Kusamakura
- Cover of the 1965 English translation
- Author: Natsume Sōseki
- Original title: Kusamakura (草枕)
- Language: Japanese
- Genre: Novel
- Publication date: 1906
- Publication place: Japan

= Kusamakura (novel) =

1906 novel by Natsume Sōseki

Kusamakura (草枕, Kusamakura (Note: /ja/, lit. 'Grass Pillow', . This is originally a makurakotoba.)) is a Japanese novel by Natsume Sōseki published in 1906. An English translation by Alan Turney was published in 1965 with the title The Three-Cornered World. Other translations have been published with variations of the original Japanese title, which means "grass pillow" and has connotations of travel.

==Plot==
The novel tells of an artist who retreats to the mountains, where he stays at a remote, almost deserted hotel. There he becomes intrigued by the mysterious hostess, O-Nami, who reminds him of the John Everett Millais painting Ophelia.

Ostensibly looking for subjects to paint, the artist makes only a few sketches, but instead writes poetry. This poetry is inserted into a text that consists of scenes from the artist's reclusive life and essay-like meditations on art and the artist's position in society. In these musings, the artist quotes and mentions a variety of Japanese, Chinese and European painters, poets, and novelists. For example, he discusses the difference between painting and poetry as argued in Gotthold Ephraim Lessing's Laocoon: An Essay on the Limits of Painting and Poetry. Other writers and poets referred to include Wang Wei, Tao Yuanming, Bashō, Laurence Sterne (Tristram Shandy), Oscar Wilde (The Critic as Artist), and Henrik Ibsen.

Chapter 12 contains an apology for the death of Sōseki's student Misao Fujimura, who committed suicide by drowning. Calling his death heroic, the narrator asserts: "That youth gave his life – a life which should not be surrendered – for all that is implicit in the one word 'poetry'."

==English translations and titles==
Kusamakura was first translated into English by Umeji Sasaki in 1927 as Kusamakura and Buncho; in the same year, another English translation of Kusamakura was made by Kazutomo Takahashi, who added "Unhuman Tour" as a subtitle to the work.

With Natsume Sōseki considered culturally "celebrated," Kusamakura was later translated into English in 1965 by Alan Turney under the title The Three-Cornered World. Turney himself explained his choice of the title in the introduction to his translation: Kusa Makura literally means The Grass Pillow, and is the standard phrase used in Japanese poetry to signify a journey. Since a literal translation of this title would give none of the connotations of the original to English readers, I thought it better to take a phrase from the body of the text which I believe expresses the point of the book.

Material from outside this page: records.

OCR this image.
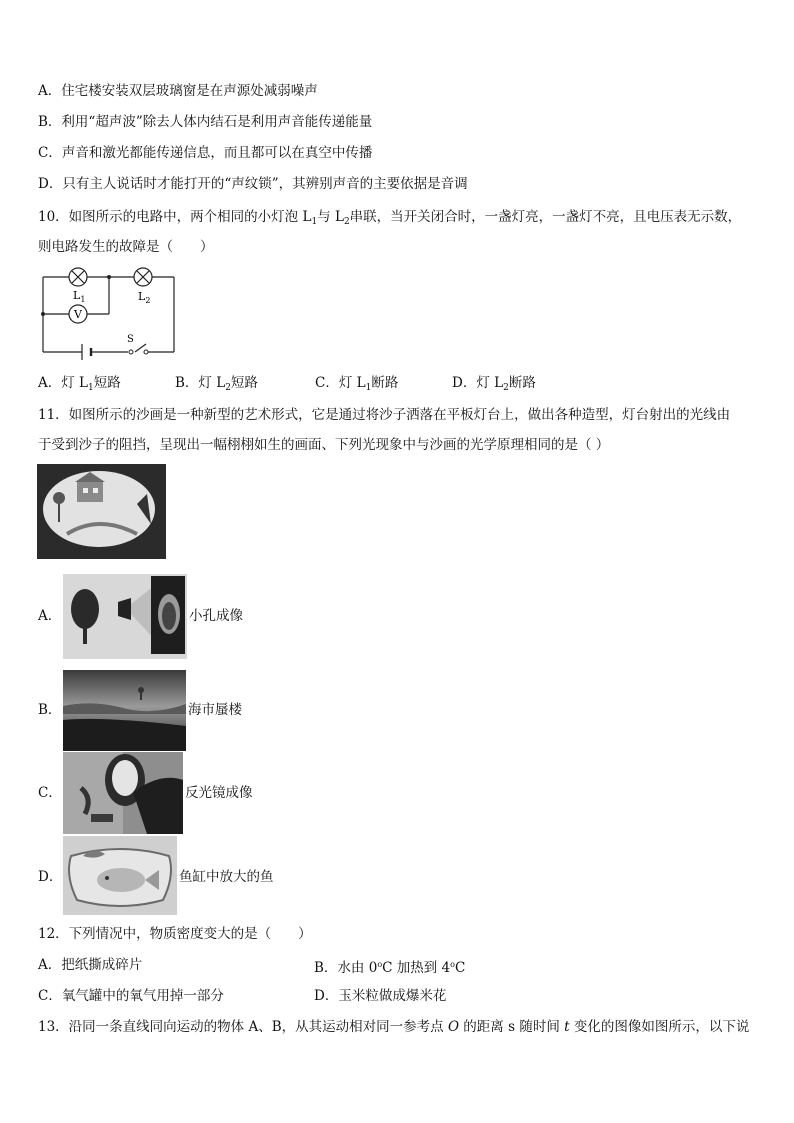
A．住宅楼安装双层玻璃窗是在声源处减弱噪声
B．利用“超声波”除去人体内结石是利用声音能传递能量
C．声音和激光都能传递信息，而且都可以在真空中传播
D．只有主人说话时才能打开的“声纹锁”，其辨别声音的主要依据是音调
10．如图所示的电路中，两个相同的小灯泡 $L_1$与 $L_2$串联，当开关闭合时，一盏灯亮，一盏灯不亮，且电压表无示数，
则电路发生的故障是（　　）
V
$L_1$	$L_2$
S
A．灯 $L_1$短路	B．灯 $L_2$短路	C．灯 $L_1$断路	D．灯 $L_2$断路
11．如图所示的沙画是一种新型的艺术形式，它是通过将沙子洒落在平板灯台上，做出各种造型，灯台射出的光线由
于受到沙子的阻挡，呈现出一幅栩栩如生的画面、下列光现象中与沙画的光学原理相同的是（ ）
A．	小孔成像
B．	海市蜃楼
C．	反光镜成像
D．	鱼缸中放大的鱼
12．下列情况中，物质密度变大的是（　　）
A．把纸撕成碎片	B．水由 0$^o$C 加热到 4$^o$C
C．氧气罐中的氧气用掉一部分	D．玉米粒做成爆米花
13．沿同一条直线同向运动的物体 A、B，从其运动相对同一参考点 O 的距离 s 随时间 t 变化的图像如图所示，以下说
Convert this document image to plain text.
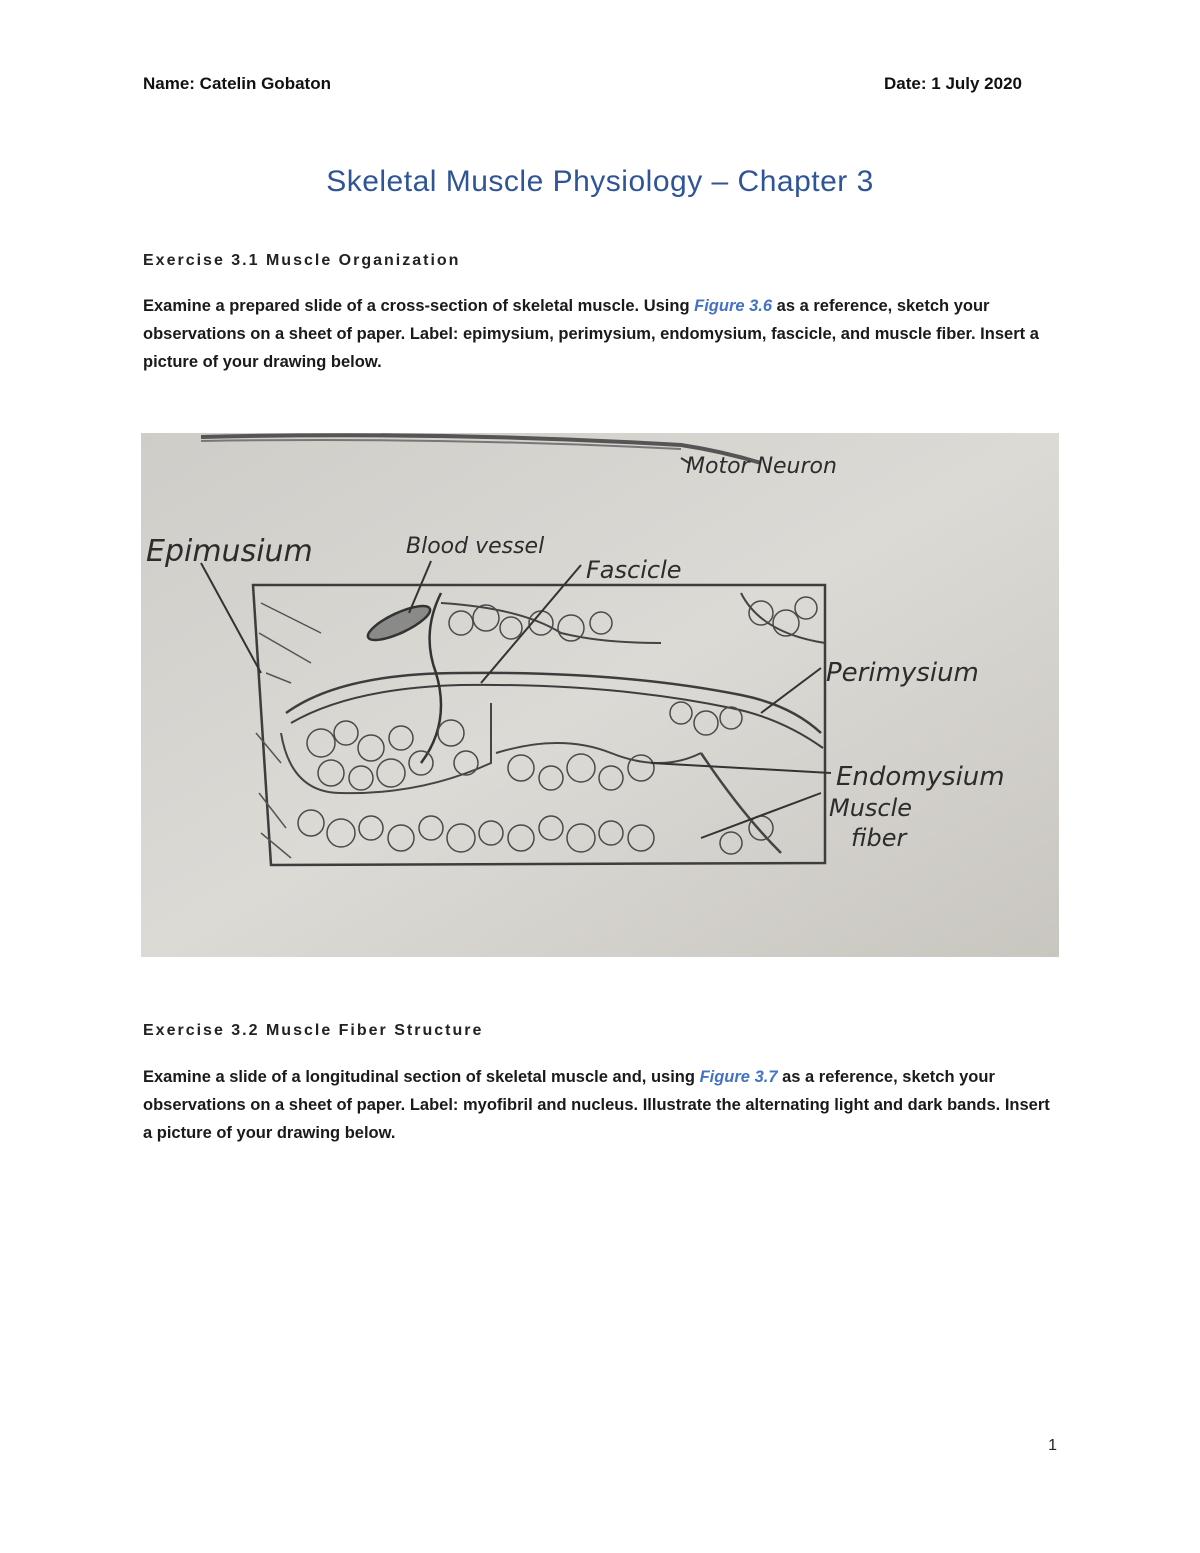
Name: Catelin Gobaton	Date: 1 July 2020
Skeletal Muscle Physiology – Chapter 3
Exercise 3.1 Muscle Organization
Examine a prepared slide of a cross-section of skeletal muscle. Using Figure 3.6 as a reference, sketch your observations on a sheet of paper. Label: epimysium, perimysium, endomysium, fascicle, and muscle fiber. Insert a picture of your drawing below.
Motor Neuron
Epimusium	Blood vessel
Fascicle
Perimysium
Endomysium
Muscle
fiber
Exercise 3.2 Muscle Fiber Structure
Examine a slide of a longitudinal section of skeletal muscle and, using Figure 3.7 as a reference, sketch your observations on a sheet of paper. Label: myofibril and nucleus. Illustrate the alternating light and dark bands. Insert a picture of your drawing below.
1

The phrase from the book to which Turney refers is (in his own translation):
...I suppose you could say that an artist is a person who lives in the triangle which remains after the angle which we may call common sense has been removed from this four-cornered world.

A new English translation of the book by Meredith McKinney was published in 2008 under a translation of the original title Kusamakura. Explaining her choice of the title in an introduction, McKinney notes the connotation of The Grass Pillow in Japanese as a term for travel that is "redolent of the kind of poetic journey epitomized by Bashō's Narrow Road to the Deep North."